If you add partials in a circular manner, it should warn you and stop at max 10k recursions. You'll need to remove that circular partial dependency to continue.
Example of circular partials: file 1 contains partial 2, which calls file 1 as a partial, causing an infinite loop.
Flags/Params
By default it assumes your input folder is src
in your current working directory, and that your output folder is dist
.
You can change that:
- Set input folder using
npx ship path/to/input/folder
- Set output folder using
npx ship --output path/to/output/folder
- Set it to watch for any changes in your input folder using
ship --watch
- Combine them all like this
npx ship path/to/input/folder --output path/to/output/folder --watch
Folder Structure
Inside of your input folder (defaults to src
in your current working directory), there is only one special folder: _partials
Anything in _partials
will not be directly output to the output folder. It's a way of excluding files that are only to be used as partials for other files.
What is a partial?
Any utf8 file you want anywhere in your project folder. Use at your own discretion, you know what you're doing.

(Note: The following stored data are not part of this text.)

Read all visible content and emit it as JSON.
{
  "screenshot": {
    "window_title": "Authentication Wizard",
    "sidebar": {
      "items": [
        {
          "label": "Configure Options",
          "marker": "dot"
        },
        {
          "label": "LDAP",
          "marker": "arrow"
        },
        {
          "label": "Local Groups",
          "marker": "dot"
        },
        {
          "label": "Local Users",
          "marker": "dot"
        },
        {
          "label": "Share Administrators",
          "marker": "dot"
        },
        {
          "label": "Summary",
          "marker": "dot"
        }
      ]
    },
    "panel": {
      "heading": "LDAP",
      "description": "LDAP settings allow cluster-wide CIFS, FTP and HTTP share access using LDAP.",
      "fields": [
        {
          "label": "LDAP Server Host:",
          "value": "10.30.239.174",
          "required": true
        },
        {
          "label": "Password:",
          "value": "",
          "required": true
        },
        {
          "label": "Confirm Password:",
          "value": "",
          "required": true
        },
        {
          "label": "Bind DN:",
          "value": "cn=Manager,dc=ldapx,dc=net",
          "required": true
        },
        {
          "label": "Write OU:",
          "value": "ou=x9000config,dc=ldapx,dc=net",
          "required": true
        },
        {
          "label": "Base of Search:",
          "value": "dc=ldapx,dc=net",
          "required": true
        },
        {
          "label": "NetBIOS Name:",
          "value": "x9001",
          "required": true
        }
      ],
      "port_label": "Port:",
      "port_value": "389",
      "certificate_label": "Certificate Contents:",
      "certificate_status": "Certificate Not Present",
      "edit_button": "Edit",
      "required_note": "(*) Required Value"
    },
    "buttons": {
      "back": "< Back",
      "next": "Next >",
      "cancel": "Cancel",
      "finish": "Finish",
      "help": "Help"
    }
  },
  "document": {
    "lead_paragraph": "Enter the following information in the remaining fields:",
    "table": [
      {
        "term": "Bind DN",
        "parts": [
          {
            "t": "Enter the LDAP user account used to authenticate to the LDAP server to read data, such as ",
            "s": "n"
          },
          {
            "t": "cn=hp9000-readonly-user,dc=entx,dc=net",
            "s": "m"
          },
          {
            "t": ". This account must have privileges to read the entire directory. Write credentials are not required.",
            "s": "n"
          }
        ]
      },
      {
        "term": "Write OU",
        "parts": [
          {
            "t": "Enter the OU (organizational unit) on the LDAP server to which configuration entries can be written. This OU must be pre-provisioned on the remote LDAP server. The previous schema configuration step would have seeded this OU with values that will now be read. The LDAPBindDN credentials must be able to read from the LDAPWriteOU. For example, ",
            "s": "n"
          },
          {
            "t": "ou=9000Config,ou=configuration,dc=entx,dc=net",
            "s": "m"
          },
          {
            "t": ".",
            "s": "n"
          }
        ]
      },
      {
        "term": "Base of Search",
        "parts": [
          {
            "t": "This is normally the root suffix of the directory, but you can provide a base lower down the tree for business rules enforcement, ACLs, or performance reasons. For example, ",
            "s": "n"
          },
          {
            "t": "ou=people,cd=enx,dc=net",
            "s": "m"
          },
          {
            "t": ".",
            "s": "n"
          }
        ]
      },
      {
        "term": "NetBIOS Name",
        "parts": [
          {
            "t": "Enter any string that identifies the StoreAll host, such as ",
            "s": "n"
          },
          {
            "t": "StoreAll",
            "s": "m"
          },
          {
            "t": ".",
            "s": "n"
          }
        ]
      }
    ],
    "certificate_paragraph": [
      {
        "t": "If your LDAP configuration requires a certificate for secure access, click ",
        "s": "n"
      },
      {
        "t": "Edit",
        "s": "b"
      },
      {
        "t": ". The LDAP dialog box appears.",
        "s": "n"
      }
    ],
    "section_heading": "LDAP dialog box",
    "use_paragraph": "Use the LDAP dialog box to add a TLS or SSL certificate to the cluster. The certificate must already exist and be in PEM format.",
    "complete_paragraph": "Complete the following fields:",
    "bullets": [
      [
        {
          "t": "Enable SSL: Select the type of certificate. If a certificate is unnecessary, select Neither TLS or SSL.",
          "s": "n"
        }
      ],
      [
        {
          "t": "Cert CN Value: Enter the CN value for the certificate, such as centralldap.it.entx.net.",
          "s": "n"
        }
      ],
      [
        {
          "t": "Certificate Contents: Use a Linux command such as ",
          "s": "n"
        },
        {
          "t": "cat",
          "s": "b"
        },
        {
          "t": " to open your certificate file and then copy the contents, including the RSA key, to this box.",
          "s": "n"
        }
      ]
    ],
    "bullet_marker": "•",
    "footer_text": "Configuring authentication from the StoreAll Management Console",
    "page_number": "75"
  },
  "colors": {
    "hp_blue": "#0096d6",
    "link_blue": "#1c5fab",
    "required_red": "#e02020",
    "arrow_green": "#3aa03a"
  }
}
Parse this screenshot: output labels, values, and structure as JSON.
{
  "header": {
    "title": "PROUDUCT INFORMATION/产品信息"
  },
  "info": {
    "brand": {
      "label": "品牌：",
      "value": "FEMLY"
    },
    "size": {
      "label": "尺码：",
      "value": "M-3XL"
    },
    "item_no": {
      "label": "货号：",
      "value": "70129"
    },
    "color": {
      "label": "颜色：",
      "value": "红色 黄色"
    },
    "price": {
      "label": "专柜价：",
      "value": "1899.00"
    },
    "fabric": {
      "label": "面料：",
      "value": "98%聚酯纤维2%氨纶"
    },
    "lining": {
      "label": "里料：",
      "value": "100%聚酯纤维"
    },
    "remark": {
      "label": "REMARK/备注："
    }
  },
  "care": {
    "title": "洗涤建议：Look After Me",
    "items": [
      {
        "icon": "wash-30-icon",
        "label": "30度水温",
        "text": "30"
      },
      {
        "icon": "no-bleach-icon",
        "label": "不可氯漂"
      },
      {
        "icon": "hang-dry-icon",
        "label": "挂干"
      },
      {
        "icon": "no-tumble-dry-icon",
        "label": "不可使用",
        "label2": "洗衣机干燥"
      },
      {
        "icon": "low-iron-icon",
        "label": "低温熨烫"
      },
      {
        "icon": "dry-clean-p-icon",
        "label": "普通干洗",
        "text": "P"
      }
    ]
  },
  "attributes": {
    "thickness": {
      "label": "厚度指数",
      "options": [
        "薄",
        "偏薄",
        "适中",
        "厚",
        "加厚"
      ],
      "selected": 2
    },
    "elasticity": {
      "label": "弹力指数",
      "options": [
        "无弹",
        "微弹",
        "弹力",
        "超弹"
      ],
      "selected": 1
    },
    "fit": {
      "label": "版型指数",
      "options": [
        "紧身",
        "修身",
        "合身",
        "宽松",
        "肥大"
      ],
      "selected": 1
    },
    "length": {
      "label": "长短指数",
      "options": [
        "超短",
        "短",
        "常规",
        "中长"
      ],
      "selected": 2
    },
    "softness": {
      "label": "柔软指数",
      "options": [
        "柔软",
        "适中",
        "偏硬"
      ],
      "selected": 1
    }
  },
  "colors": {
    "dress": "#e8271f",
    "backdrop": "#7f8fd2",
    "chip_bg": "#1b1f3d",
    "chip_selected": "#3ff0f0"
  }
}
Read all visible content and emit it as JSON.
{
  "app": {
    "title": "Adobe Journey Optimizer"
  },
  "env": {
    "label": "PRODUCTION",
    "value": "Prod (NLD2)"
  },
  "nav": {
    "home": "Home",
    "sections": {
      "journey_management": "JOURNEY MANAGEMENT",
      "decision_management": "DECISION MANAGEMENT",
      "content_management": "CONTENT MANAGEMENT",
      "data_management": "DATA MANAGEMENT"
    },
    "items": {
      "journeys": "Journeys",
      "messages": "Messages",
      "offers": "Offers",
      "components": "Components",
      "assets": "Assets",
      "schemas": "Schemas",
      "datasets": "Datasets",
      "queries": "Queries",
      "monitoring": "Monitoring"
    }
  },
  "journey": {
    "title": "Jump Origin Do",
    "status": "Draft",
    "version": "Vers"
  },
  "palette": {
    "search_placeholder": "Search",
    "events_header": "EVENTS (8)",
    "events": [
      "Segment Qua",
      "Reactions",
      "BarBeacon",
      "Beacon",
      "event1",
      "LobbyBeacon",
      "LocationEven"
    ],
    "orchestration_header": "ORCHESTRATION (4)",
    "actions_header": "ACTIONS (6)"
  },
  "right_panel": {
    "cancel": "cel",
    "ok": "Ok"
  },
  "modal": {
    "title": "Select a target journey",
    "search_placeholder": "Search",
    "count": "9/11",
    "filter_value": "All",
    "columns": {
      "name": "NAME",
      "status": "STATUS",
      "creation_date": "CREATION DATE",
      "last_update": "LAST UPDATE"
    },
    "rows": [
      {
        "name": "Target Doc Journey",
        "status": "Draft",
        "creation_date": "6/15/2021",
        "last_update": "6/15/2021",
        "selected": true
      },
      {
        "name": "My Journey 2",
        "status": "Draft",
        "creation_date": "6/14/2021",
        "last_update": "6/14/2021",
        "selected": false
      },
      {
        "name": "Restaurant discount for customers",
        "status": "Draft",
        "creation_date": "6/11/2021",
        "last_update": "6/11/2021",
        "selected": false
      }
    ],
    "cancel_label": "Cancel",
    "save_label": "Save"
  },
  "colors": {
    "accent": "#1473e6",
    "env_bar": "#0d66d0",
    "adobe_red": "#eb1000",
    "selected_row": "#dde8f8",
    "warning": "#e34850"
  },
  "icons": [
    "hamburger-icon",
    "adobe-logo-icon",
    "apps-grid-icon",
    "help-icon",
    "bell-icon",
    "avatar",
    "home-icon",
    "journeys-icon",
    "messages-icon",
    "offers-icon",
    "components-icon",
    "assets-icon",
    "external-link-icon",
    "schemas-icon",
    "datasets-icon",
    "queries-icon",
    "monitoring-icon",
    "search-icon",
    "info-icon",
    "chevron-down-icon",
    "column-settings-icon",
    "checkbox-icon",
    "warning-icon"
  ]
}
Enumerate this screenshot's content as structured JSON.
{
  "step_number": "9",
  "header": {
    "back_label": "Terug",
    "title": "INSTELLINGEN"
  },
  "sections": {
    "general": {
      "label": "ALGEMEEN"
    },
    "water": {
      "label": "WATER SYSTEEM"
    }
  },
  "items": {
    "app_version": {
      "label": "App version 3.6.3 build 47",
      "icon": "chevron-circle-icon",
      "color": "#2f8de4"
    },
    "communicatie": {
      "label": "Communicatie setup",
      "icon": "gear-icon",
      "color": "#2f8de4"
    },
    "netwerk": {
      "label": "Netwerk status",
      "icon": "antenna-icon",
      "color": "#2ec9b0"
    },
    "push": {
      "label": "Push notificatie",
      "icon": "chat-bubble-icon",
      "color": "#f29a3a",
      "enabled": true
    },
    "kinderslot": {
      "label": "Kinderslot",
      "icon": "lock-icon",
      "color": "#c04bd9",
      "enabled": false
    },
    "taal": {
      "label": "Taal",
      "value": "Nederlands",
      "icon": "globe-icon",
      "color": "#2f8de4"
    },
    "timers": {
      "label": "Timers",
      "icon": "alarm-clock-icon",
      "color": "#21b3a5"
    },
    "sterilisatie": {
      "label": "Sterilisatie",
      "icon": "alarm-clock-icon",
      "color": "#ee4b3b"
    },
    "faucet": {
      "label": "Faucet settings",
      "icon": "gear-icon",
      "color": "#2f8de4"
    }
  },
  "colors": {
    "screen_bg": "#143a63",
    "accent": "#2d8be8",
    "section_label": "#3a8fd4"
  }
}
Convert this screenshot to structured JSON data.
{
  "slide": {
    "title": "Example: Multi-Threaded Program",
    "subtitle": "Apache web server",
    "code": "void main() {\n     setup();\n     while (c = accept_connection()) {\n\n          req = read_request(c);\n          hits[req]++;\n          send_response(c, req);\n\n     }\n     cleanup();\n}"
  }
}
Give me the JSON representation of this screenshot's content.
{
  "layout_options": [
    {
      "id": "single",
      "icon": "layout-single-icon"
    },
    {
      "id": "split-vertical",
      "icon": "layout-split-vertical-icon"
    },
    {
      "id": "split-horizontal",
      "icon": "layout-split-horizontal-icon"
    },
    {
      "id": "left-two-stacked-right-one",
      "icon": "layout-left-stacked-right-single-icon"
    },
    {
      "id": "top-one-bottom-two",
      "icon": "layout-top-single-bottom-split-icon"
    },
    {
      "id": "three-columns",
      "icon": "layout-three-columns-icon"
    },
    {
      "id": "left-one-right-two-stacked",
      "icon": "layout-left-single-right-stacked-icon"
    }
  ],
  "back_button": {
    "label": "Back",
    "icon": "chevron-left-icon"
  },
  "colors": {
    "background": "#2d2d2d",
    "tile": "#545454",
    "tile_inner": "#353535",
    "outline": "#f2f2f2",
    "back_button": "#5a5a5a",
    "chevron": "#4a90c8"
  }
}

Examples of ways you can use partials:
- index.html calls
_partials/header.html
-> outputs an index.html to dist with the header interpolated - index.html calls
/_partials/some_folder/some_partial.html
-> outputs an index.html with that file interpolated - index.html calls
about.html
-> outputs an index.html with the entire about page interpolated, and also outputs the about.html page to dist
Assets and other files
Any file that is not text (e.g. binaries like images, media, PDFs, etc) will just be copied as they are to the output folder.
Using with other CLI tools
If you want to use this with other CLI tools, like say tailwind, you probably just want to run them on changes to the output folder.
Example:
npx ship --output some/output/folder & npx tailwindcss -i ./some/output/folder/input.css -o ./some/output/folder/output.css --watch
Or you could just run them in different terminals. However you want to run multiple long running CLI processes.
Why don't you have X? You should really add X.
Ship hears you. Ship don't care.
The idea here is simplicity rather than a sophisticated CMS. There's plenty of those out there already with Hugo, Astro, etc.
I mean, unless your idea is really good. Never say never.